The standard definition of transversality is that it describes a condition imposed within an economic model.
The model here is one that involves choice over an infinite period. The transversality condition is said to rule out choices that involve infinite debt or other implausible results (About.com).
Transversality is fundamentally an end-point constraint, where the “end-point” is the last “T” (for time) after an infinity of T’s. The end-point constraint is there because of the temporary violation of the familiar “budget constraint” in consumer theory, where the actor has a limited budget with which to make purchases for consumption. When the time period is infinite, the transversality condition comes in to keep such actors “honest” since, of course, a borrower should repay. When such actors are in fact dishonest, transversality is violated.
How does transversality relate to present macro models?

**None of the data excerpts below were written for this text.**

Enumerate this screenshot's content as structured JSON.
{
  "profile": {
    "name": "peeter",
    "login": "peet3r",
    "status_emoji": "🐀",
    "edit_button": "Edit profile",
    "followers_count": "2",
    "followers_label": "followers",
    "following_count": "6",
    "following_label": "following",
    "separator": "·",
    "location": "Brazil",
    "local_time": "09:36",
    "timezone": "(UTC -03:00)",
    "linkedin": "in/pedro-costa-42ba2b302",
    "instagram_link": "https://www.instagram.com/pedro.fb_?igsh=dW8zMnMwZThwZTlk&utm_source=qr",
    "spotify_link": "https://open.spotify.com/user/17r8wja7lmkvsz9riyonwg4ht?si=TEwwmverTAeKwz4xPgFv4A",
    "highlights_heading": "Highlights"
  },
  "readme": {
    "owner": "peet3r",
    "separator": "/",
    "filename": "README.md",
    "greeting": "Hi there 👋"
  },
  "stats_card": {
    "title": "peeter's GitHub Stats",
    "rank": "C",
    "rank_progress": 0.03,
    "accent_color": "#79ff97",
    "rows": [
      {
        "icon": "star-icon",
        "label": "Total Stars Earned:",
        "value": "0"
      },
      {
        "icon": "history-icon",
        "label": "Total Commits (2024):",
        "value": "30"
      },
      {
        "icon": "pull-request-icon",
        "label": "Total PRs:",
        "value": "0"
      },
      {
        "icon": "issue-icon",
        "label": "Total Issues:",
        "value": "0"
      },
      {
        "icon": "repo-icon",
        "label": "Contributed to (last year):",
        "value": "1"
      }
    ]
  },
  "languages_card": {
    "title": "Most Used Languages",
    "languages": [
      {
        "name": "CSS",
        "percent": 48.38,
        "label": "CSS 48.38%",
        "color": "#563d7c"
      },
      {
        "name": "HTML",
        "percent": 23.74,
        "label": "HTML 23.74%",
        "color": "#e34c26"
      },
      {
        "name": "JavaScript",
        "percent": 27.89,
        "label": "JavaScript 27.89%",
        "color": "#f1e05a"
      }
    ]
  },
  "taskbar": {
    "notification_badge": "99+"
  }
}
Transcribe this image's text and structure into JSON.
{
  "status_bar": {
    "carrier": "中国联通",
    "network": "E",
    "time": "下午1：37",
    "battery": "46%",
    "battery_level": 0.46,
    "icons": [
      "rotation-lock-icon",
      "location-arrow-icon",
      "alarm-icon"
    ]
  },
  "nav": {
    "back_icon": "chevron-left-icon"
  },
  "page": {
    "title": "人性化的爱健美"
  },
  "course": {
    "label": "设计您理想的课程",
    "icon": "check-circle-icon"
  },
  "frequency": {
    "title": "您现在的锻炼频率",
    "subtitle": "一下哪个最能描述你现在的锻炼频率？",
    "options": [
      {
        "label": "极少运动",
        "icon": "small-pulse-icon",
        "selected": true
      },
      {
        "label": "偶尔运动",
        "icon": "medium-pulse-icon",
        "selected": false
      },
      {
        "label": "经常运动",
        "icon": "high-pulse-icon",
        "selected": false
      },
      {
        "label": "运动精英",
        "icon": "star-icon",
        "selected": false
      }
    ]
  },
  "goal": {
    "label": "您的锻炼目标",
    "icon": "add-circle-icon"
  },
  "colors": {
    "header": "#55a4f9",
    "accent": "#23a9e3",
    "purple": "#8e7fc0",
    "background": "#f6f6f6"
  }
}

Theorists claim probity of their model in part because they impose transversality conditions. There is nothing apparently wrong with that, except when there is irrationality, market bubbles, Ponzi schemes, etc. Such events, by definition, violate transverality conditions because budget constraints are met temporarily but violated permanently when the irrationality/bubble/Ponzi is uncovered. This means that much theorizing by the New Keynesians and New Classicals should be rejected when there are real-world financial crises, such as the meltdown of 2008. An explanation is given by Buiter, who thinks that real-world markets cannot be modeled without violating transversality. Buiter in effect states that the new macro models assume honesty when there is none. But Buiter perhaps overstates his case, in that there is work on macro models with irrationality and contract enforcement problems (see here), or that Buiter is himself not that well informed (see Andolfatto on Buiter). Possibly, the new work is still a bit too new (there is an implied admission by the current theorizers that the mating of theory with reality is not quite there).